Madame le Procureur de la République, avisée, a fait connaître son avis favorable au maintien de la mesure.
A l'audience, Madame [D] [E] était absente et représentéepar Me Tanguy RUELLAN, avocat au barreau de VERSAILLES.
Les débats ont été tenus en audience publique.
La cause entendue à l'audience, l'affaire a été mise en délibéré au 28 Janvier 2025, par mise à disposition de l'ordonnance au greffe du juge des libertés et de la détention.
DISCUSSION
Il résulte des dispositions de l'article L 3211-12-1 du code de la santé publique qu'il appartient au juge des libertés et de la détention de statuer systématiquement sur la situation des patients faisant l'objet de soins psychiatriques sous forme d'hospitalisation complète, sans leur consentement.
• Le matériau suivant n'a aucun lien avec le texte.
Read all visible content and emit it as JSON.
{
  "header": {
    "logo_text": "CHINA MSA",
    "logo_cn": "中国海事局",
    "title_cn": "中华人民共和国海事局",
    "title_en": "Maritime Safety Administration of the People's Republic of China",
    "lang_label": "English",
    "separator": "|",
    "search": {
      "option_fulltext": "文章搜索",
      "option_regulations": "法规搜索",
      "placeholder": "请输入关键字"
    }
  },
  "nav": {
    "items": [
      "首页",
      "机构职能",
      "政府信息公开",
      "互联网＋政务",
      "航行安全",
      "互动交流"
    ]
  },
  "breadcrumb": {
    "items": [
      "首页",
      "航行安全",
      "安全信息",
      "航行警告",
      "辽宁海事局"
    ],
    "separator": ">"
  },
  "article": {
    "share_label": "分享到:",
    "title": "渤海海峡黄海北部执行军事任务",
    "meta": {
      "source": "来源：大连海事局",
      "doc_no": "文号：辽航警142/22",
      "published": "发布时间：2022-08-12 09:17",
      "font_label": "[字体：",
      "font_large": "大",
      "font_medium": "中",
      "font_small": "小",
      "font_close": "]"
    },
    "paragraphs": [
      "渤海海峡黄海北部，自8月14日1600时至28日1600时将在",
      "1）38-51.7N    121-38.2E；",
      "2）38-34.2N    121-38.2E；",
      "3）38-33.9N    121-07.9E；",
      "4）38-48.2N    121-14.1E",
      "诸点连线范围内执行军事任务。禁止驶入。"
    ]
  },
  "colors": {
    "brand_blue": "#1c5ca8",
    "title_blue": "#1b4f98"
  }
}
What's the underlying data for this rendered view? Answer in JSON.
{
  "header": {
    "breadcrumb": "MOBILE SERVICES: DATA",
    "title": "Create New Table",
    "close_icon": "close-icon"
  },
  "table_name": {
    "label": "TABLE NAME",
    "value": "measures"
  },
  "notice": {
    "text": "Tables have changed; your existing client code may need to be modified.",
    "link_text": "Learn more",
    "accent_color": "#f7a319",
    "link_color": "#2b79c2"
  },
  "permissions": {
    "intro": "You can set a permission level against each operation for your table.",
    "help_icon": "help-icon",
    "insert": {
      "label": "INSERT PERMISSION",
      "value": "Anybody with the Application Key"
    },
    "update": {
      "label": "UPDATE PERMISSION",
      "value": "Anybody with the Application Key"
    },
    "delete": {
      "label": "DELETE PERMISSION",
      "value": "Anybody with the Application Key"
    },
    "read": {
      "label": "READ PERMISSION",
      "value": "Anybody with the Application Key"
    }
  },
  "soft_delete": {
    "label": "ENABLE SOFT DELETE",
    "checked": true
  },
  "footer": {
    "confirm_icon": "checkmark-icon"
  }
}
L'article L 3212-1 de ce même code prévoit l'admission d'une personne en soins psychiatrique sous le régime de l'hospitalisation complète, sur décision du directeur d'un établissement habilité, lorsque ses troubles mentaux rendent impossible son consentement et que son état mental impose des soins immédiats assortis d'une surveillance médicale constante justifiant une hospitalisation complète, ou d’une surveillance régulière justifiant une prise en charge adaptée.
Sur la forme de la demande d'admission faite par le tiers :
Il découle des éléments communiqués par l'hopital que le tiers dans le dossier est la fille de la patiente. La demande respecte les prescriptions légales, puisqu'il s'agit d'un document manuscrit. Aucune irrégularité n'est à ce stade relevée.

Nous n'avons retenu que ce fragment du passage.